La voix agile, au timbre légèrement cuivré, de la soprano Hanna Bayodi manque un peu de puissance, mais sied bien à l'altière Minerve tout en conférant à l'Amour une sensualité plus tendre que malicieuse. L'interprétation de la mezzo-soprano Anna Zander a plus de caractère. Presque fantasque en Fortune ou d'une légèreté fantaisiste en Mélantho, suivante qui invite Pénélope à profiter des plaisirs de la vie, la chanteuse donne aussi à entendre avec habileté la prétention désopilante d'Amphinomos, prétendant imbu de lui-même qui se croit en mesure d'obtenir sans difficulté le cœur de la fidèle épouse d'Ulysse.
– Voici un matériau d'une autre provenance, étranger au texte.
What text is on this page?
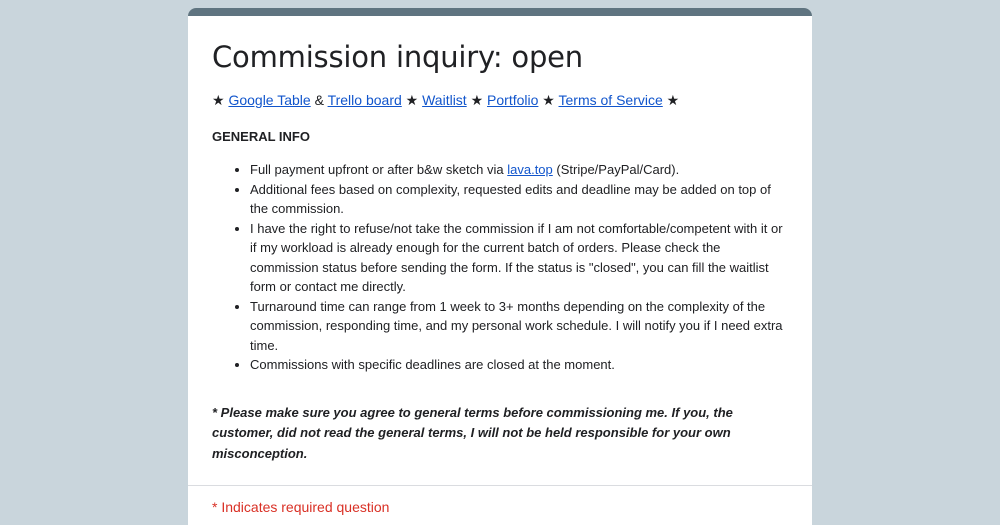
Commission inquiry: open
★ Google Table & Trello board ★ Waitlist ★ Portfolio ★ Terms of Service ★
GENERAL INFO
• Full payment upfront or after b&w sketch via lava.top (Stripe/PayPal/Card).
• Additional fees based on complexity, requested edits and deadline may be added on top of the commission.
• I have the right to refuse/not take the commission if I am not comfortable/competent with it or if my workload is already enough for the current batch of orders. Please check the commission status before sending the form. If the status is "closed", you can fill the waitlist form or contact me directly.
• Turnaround time can range from 1 week to 3+ months depending on the complexity of the commission, responding time, and my personal work schedule. I will notify you if I need extra time.
• Commissions with specific deadlines are closed at the moment.
* Please make sure you agree to general terms before commissioning me. If you, the customer, did not read the general terms, I will not be held responsible for your own misconception.
* Indicates required question
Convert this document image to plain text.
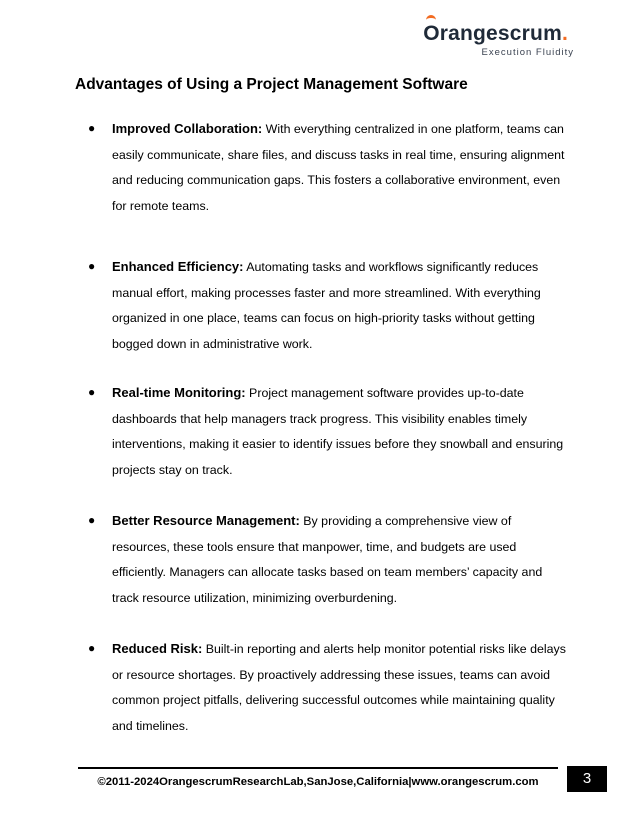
Orangescrum.
Execution Fluidity
Advantages of Using a Project Management Software

● Improved Collaboration: With everything centralized in one platform, teams can easily communicate, share files, and discuss tasks in real time, ensuring alignment and reducing communication gaps. This fosters a collaborative environment, even for remote teams.

● Enhanced Efficiency: Automating tasks and workflows significantly reduces manual effort, making processes faster and more streamlined. With everything organized in one place, teams can focus on high-priority tasks without getting bogged down in administrative work.

● Real-time Monitoring: Project management software provides up-to-date dashboards that help managers track progress. This visibility enables timely interventions, making it easier to identify issues before they snowball and ensuring projects stay on track.

● Better Resource Management: By providing a comprehensive view of resources, these tools ensure that manpower, time, and budgets are used efficiently. Managers can allocate tasks based on team members’ capacity and track resource utilization, minimizing overburdening.

● Reduced Risk: Built-in reporting and alerts help monitor potential risks like delays or resource shortages. By proactively addressing these issues, teams can avoid common project pitfalls, delivering successful outcomes while maintaining quality and timelines.

©2011-2024OrangescrumResearchLab,SanJose,California|www.orangescrum.com	3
Cette dernière est confiée à la mezzo-soprano Romina Basso, qui est sans conteste la Reine de cette Ithaque. Sa voix, aux reflets moirés, porte largement, sans négliger l'articulation d'un texte qu'elle interprète avec intelligence et musicalité. L'air Di misera regina, par exemple, est un moment en suspens, au cours duquel la chanteuse émeut par un mélange de fragilité et de majesté digne, dans sa robe d'un rouge éclatant, accompagnée de la marionnette à laquelle elle prête sa voix et dont elle dédouble le visage ainsi que le corps.
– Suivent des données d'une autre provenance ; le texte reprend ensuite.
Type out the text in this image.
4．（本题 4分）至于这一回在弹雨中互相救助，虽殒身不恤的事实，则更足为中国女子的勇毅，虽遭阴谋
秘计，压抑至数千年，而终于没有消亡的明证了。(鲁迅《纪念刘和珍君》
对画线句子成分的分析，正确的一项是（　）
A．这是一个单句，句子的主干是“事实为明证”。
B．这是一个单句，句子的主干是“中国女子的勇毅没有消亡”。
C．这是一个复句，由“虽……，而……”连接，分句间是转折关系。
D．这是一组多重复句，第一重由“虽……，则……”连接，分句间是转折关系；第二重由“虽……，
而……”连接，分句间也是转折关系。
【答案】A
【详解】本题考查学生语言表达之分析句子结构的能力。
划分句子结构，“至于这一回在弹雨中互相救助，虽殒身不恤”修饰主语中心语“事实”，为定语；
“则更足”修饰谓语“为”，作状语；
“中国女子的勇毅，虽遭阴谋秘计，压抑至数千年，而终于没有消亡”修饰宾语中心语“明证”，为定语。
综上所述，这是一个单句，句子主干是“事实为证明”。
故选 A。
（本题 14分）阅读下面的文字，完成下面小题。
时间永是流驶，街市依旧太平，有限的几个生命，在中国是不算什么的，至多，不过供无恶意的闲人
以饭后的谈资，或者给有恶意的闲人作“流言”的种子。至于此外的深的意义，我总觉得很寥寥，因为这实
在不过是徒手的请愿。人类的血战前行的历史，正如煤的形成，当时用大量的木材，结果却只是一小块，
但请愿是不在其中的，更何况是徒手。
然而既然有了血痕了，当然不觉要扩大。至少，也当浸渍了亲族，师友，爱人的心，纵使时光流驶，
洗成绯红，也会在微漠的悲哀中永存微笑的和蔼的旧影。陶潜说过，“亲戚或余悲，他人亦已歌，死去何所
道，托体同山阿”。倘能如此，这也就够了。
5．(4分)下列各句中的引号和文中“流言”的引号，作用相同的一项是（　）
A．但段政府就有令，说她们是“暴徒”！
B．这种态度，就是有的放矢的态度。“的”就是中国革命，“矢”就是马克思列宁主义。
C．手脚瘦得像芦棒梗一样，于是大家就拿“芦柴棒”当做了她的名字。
Les musiciens du Ricercar Consort, sous la direction de Philippe Pierlot, ne comptent que des cordes : harpe, violes, guitares et théorbe. L'ensemble compose un écrin sobre, mais aux couleurs variées, qui met remarquablement en valeur un plateau vocal qu'il soutient sans jamais l'étouffer. Aux moments des saluts, tous sont applaudis chaleureusement et plusieurs rappels récompensent le travail accompli par les instrumentistes, chanteurs et marionnettistes au terme d'un voyage anatomique et poétique qui s'adresse tout autant aux sens qu'à la raison et à l'imagination.